A team of researchers from Queensland and New South Wales have found that current estimates of the popularity of retirement living are probably too low.
The ARC-sponsored research project on independent living for seniors found that 12.4 per cent of people over 65 on the Gold Coast live in some form of retirement village.
In contrast, the Australian Bureau of Statistics (ABS) reported that only 4.35 per cent of Australians over the age of 65 lived in self-care retirement village units in 2006.
Project leader Chiou See Anderson, from Bond University’s Faculty of Business, said the reason for the discrepancy was a narrow definition of retirement village used by the ABS.
“What we are trying to say is not that the ABS is wrong in collecting its data on retirement villages but that seniors accommodation includes many options beside communities regulated by the various retirement villages acts, such as manufactured homes parks and over 50s lifestyle resorts,” said Ms Anderson.
At the same time, the researchers said the results represented a significant opportunity for the industry.

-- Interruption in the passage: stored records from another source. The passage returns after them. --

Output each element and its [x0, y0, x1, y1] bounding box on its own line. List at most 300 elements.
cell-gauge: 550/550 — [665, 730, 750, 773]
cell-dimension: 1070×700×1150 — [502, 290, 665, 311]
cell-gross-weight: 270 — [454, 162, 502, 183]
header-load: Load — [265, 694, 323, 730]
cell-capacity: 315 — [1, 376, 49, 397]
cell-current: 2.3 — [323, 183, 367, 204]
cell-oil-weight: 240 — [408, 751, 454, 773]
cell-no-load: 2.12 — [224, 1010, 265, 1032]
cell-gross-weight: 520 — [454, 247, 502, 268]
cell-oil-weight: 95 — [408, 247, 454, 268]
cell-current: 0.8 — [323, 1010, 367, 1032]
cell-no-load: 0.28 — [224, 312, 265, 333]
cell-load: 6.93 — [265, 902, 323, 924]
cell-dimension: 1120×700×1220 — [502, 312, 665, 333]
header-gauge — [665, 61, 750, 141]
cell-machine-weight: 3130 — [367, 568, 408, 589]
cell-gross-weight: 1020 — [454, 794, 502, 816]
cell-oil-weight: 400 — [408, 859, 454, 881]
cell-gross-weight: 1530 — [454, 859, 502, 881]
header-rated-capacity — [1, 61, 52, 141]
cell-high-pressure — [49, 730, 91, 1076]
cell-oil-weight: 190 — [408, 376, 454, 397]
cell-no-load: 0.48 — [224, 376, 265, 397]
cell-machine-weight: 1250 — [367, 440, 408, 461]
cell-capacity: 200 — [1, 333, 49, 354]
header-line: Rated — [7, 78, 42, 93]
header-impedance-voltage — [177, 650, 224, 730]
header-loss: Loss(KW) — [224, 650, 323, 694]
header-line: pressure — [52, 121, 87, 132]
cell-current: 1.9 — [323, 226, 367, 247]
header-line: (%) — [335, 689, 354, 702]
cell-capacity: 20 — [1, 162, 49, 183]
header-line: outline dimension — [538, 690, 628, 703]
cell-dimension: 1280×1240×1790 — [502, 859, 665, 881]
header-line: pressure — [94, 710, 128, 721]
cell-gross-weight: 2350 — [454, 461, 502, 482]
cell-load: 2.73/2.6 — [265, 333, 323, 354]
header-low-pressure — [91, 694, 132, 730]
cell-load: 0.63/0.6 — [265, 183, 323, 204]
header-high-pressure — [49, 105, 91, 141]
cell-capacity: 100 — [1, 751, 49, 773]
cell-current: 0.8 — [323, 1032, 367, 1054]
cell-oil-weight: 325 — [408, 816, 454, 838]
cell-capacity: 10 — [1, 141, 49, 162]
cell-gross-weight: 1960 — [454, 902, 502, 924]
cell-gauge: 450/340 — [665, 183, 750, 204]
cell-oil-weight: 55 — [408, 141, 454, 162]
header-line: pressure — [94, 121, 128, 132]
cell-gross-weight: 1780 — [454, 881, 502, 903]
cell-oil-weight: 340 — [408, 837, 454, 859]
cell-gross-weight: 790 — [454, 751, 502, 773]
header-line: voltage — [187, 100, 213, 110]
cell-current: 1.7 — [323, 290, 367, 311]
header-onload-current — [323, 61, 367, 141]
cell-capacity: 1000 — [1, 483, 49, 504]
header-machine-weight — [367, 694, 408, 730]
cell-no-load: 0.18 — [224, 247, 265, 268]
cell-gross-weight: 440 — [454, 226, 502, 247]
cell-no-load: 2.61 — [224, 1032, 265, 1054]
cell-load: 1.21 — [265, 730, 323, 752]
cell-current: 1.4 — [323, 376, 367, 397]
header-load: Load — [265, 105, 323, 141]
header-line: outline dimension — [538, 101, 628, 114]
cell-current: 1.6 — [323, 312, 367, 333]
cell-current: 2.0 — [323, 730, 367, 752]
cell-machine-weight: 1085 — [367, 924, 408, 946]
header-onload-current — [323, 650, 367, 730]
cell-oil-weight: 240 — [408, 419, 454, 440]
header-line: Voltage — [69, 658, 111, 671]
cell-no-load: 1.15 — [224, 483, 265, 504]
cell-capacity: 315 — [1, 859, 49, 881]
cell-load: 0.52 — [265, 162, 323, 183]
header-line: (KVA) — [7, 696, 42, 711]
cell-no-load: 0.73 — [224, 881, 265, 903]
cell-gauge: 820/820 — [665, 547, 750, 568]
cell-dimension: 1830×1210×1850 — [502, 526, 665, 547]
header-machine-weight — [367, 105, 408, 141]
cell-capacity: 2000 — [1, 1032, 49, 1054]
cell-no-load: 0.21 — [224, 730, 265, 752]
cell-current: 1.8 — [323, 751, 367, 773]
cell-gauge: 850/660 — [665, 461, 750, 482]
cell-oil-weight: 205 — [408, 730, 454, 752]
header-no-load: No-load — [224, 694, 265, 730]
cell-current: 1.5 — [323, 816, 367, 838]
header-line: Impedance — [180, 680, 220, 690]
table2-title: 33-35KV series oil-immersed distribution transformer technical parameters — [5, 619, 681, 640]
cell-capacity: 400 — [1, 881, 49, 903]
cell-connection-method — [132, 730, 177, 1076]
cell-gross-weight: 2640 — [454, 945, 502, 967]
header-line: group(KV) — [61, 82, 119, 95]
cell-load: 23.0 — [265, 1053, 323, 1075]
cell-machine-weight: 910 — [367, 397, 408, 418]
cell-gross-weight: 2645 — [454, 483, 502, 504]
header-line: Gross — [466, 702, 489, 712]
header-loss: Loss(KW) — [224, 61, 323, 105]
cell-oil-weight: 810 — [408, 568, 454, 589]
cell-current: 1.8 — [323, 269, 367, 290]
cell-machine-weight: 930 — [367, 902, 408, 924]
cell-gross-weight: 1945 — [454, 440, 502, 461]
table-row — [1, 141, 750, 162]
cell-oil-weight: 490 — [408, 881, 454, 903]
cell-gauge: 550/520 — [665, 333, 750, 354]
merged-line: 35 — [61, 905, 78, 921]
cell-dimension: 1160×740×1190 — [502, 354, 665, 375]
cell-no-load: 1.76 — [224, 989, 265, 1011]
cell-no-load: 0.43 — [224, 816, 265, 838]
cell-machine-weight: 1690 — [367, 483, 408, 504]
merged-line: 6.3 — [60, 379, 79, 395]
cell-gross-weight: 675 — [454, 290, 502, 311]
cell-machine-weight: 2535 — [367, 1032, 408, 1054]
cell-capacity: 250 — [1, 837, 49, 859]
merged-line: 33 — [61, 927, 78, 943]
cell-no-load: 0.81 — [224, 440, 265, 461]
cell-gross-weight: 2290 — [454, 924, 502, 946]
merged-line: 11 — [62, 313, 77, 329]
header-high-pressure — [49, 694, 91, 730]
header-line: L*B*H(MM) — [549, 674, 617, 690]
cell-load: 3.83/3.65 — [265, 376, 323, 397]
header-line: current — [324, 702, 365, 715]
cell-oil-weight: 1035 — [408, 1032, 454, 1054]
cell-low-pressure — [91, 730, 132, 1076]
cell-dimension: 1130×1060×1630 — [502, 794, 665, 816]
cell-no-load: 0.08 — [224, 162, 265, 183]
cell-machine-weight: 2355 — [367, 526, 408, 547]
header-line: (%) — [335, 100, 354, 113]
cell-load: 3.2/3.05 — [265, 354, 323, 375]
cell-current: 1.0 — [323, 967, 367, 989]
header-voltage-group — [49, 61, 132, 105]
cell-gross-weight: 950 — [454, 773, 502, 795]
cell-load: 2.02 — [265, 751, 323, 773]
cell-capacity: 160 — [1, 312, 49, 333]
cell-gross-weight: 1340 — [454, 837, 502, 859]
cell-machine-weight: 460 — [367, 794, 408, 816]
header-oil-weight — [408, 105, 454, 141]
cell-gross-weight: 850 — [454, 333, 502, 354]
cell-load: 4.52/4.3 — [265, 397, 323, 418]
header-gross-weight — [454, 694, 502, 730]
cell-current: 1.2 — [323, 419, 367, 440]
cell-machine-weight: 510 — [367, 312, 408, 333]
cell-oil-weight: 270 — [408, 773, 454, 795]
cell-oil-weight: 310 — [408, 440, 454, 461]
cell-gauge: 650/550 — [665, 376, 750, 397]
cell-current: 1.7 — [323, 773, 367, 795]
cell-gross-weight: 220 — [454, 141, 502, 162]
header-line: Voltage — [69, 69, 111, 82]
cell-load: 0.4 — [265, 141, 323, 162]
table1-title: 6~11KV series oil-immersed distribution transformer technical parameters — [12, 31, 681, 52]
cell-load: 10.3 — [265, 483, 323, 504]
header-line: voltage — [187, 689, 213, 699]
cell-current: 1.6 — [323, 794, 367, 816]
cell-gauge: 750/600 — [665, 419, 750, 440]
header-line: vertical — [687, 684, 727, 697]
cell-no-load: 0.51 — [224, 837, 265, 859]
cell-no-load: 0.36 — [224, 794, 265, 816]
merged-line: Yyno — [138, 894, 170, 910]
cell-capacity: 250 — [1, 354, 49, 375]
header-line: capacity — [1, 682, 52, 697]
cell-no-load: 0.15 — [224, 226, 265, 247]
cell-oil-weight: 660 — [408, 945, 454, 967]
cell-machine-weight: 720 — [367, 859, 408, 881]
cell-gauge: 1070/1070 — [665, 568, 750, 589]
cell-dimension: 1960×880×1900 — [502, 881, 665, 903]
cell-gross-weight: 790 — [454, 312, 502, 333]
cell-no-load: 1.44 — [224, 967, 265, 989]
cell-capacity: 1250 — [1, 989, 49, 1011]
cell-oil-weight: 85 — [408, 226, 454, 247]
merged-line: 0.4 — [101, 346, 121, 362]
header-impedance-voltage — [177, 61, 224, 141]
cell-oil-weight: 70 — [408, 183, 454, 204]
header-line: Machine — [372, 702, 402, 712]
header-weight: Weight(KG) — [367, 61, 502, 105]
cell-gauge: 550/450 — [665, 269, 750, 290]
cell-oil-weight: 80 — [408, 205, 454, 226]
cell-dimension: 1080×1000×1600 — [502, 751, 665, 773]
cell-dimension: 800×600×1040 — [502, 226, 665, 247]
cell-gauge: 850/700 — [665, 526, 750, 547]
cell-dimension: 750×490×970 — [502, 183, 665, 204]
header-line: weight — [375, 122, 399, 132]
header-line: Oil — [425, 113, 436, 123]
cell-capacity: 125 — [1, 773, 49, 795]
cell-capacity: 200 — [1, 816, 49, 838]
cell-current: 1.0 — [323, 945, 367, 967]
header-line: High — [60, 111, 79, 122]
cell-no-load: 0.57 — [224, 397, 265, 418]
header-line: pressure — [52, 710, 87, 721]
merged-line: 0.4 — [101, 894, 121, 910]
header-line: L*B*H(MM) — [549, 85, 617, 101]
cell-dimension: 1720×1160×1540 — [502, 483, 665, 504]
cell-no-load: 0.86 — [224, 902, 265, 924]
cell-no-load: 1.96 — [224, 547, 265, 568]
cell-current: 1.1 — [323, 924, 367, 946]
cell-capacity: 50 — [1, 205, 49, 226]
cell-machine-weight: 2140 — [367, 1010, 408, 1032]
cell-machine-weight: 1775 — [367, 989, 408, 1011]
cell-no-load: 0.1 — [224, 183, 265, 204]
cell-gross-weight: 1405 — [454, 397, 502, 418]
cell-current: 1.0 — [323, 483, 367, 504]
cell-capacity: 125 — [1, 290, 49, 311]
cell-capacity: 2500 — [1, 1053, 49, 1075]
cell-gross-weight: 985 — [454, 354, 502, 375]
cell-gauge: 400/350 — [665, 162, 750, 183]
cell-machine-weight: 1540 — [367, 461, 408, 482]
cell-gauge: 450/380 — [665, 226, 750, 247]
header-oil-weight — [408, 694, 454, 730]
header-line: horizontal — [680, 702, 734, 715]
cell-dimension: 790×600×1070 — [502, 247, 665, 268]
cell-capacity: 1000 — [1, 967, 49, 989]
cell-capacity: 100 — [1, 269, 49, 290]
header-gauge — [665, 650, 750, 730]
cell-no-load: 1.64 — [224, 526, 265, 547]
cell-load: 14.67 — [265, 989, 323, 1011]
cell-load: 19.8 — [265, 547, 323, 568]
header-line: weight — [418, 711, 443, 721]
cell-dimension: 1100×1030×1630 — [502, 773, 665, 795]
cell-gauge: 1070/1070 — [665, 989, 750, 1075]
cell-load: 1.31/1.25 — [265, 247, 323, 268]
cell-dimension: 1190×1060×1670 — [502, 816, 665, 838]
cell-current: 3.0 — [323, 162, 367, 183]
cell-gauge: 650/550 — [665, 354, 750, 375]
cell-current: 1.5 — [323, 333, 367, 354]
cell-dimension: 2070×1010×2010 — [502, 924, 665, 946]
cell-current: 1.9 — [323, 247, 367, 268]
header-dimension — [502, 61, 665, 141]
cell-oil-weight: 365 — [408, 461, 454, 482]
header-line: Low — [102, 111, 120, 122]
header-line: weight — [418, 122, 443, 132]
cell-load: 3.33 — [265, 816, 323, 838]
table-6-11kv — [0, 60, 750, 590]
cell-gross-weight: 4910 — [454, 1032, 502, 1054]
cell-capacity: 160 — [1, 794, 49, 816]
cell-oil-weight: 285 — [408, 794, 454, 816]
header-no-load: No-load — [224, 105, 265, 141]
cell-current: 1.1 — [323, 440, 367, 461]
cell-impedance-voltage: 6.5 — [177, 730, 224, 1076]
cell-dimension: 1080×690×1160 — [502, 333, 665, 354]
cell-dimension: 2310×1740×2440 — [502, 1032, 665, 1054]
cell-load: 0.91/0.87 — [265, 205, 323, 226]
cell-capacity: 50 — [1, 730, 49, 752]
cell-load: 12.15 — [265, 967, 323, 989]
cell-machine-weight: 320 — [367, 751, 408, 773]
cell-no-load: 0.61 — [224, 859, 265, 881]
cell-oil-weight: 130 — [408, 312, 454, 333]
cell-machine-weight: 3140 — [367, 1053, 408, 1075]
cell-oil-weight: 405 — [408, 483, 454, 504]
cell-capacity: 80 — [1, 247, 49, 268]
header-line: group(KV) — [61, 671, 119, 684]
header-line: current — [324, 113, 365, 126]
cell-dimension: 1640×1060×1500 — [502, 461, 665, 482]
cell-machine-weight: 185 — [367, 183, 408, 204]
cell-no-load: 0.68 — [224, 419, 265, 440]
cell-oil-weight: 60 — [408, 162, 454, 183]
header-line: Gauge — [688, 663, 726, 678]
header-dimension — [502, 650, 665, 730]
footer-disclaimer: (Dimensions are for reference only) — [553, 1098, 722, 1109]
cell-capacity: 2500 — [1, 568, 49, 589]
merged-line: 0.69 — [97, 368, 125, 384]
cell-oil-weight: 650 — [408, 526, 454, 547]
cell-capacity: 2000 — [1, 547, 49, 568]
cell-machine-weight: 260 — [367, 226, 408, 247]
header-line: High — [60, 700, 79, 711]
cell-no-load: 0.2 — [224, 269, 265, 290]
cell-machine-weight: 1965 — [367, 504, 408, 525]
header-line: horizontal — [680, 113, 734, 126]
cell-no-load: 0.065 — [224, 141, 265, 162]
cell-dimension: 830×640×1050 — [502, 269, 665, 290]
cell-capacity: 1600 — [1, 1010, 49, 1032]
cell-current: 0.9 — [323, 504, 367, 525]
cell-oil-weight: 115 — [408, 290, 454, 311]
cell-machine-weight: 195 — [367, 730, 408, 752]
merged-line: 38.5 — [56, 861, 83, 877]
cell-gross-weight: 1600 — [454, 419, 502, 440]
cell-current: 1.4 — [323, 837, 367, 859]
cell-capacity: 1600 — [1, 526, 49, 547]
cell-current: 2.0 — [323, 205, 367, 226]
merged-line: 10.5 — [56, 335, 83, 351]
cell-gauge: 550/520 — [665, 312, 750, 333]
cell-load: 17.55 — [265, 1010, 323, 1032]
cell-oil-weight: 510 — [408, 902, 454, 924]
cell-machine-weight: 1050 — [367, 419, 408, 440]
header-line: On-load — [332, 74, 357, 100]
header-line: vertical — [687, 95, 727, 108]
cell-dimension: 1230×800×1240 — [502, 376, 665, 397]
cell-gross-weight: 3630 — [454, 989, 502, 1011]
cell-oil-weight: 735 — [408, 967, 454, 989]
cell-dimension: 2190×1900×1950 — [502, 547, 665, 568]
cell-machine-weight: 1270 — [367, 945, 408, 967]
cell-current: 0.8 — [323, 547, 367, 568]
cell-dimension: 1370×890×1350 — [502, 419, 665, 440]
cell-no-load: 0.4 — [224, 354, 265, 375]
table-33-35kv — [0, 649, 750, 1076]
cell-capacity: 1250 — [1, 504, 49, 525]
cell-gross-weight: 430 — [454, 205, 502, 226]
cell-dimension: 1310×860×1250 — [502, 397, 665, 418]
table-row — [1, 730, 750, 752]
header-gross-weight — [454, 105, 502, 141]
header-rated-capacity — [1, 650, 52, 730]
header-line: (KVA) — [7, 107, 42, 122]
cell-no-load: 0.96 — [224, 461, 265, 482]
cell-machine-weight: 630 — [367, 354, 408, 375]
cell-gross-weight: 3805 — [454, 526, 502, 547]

“As an industry we do not have a central database. We had to go through so many sources just to find a sample group. There is an excellent chance for the peak body to be the voice of a group of citizens who proactively choose a lifestyle and environment that they believe will help them enjoy their later years,” said Ms Anderson.
She also said the findings present a compelling case to local governments and planning authorities.
“Planning policy needs to focus more on these communities,” said Ms Anderson.
“It’s a foregone conclusion that they are a popular choice. It’s time for councils to stop spending thousands of dollars in court, arguing about whether we need them or not.”
“The big issue now is how can we improve them and make them better?”